Para um publicitário como eu, está sendo punk.
Primeiro acabaram com os past-ups...
O past-up geralmente era um cara que fazia a montagem das artes-finais. Tinha o letrista que desenhava os tipos (as letras). Esse cara deu graças a Deus quando inventaram a Letra-Set. Tinha ainda o ilustrador. O Tráfego que cuidava do andamento do job (trabalho). Nessa época o produtor cuidava dos clichês e dos fotolitos. Todo produtor gráfico tinha um conta-fio. Com esse aparelhinho ele enxergava que cor precisava carregar ou diminuir.
Tudo isso hoje é feito pelo computador. Por programas geniais que substituíram esse bando de gente. Até as tias do café foram substituídas por máquinas. Tinha e ainda tem o redator, e ao seu lado o revisor (coisa que um bom corretor ortográfico dá conta). Na mídia, tinham os planos arroz com feijão (Globo + Veja). Hoje tem mais títulos de revistas, jornais e canais de televisão e rádios, além da própria internet, que fez com que os mídias necessitem não mais de uma máquina de calcular, mas de planilhas Excel super espertas.
No atendimento só mudam as moscas.
Mas é na criação que o bicho pegou. E pegou de jeito.

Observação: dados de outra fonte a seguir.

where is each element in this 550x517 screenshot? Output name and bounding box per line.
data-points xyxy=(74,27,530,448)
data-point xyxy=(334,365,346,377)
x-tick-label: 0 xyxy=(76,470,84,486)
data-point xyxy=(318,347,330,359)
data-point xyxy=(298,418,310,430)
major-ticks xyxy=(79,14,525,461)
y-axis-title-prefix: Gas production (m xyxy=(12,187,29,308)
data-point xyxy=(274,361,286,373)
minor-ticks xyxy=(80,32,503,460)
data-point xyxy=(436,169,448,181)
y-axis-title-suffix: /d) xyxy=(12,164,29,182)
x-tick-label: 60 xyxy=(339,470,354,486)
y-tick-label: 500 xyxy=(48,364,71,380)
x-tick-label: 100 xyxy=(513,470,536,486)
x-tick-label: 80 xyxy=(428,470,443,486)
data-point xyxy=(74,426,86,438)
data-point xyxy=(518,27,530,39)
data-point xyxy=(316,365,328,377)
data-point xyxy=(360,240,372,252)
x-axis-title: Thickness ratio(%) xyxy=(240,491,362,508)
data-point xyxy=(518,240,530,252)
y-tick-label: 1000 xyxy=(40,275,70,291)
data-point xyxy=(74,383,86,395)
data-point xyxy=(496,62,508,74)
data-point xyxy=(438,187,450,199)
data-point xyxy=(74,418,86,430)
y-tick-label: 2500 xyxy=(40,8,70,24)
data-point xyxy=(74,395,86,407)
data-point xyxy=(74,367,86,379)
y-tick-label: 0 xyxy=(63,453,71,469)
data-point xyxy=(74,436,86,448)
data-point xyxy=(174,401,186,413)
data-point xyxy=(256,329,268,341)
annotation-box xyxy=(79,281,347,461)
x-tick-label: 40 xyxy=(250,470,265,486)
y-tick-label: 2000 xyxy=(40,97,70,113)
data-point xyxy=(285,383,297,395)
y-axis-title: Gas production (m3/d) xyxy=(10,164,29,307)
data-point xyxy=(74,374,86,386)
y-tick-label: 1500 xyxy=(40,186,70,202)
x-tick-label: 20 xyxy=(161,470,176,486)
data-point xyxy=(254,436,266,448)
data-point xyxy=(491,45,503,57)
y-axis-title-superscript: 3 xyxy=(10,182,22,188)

Para concordar comigo basta ver uma campanha de cerveja. Qualquer uma. Todas são um verdadeiro porre. Ou então o último comercial da Red Bull (ou Viagra?). Ou a campanha da Embratel com a Regina Casé (pura falta de educação). E isso para não falar das montadoras (saudades das campanhas antigas).
Dá para perceber que velho, antigo, passado, no caso publicitário pesa e muito.
Estamos vivendo uma época que atchim lembra schim. Tempos de piadas rápidas. De zoeira.
E isso sendo levado para os anúncios. Sem classe na maioria das vezes. Sem a menor chance de comparação com campanhas consideradas velhas.
Não é a toa que frequentemente (sem trema), recebemos e-mails com campanhas do passado, que são verdadeiros clássicos. Verdadeiras obras de arte. Tanto impressas quanto eletrônicas. Jingles nem se fala. Hoje dificilmente você ouve um.
Para não falar que não falei de flores, existem as exceções e como tal, são exceções. Mas de resto, o nível geral deu uma degringolada.
É o terrível perigo de generalizar as coisas. E estou generalizando.
Estamos vivendo uma época globalizada que sem dúvida está influenciando nas culturas regionais e a publicidade vai acabar pagando o pato.
Enfim, mudou o tempo. Mudaram as coisas. Só o que não muda mesmo é o amor que todos temos por essa profissão fantástica que é ser publicitário.
Apesar de amargo este texto é só um desabafo de um cara que está ficando velho, mas que adora sua profissão.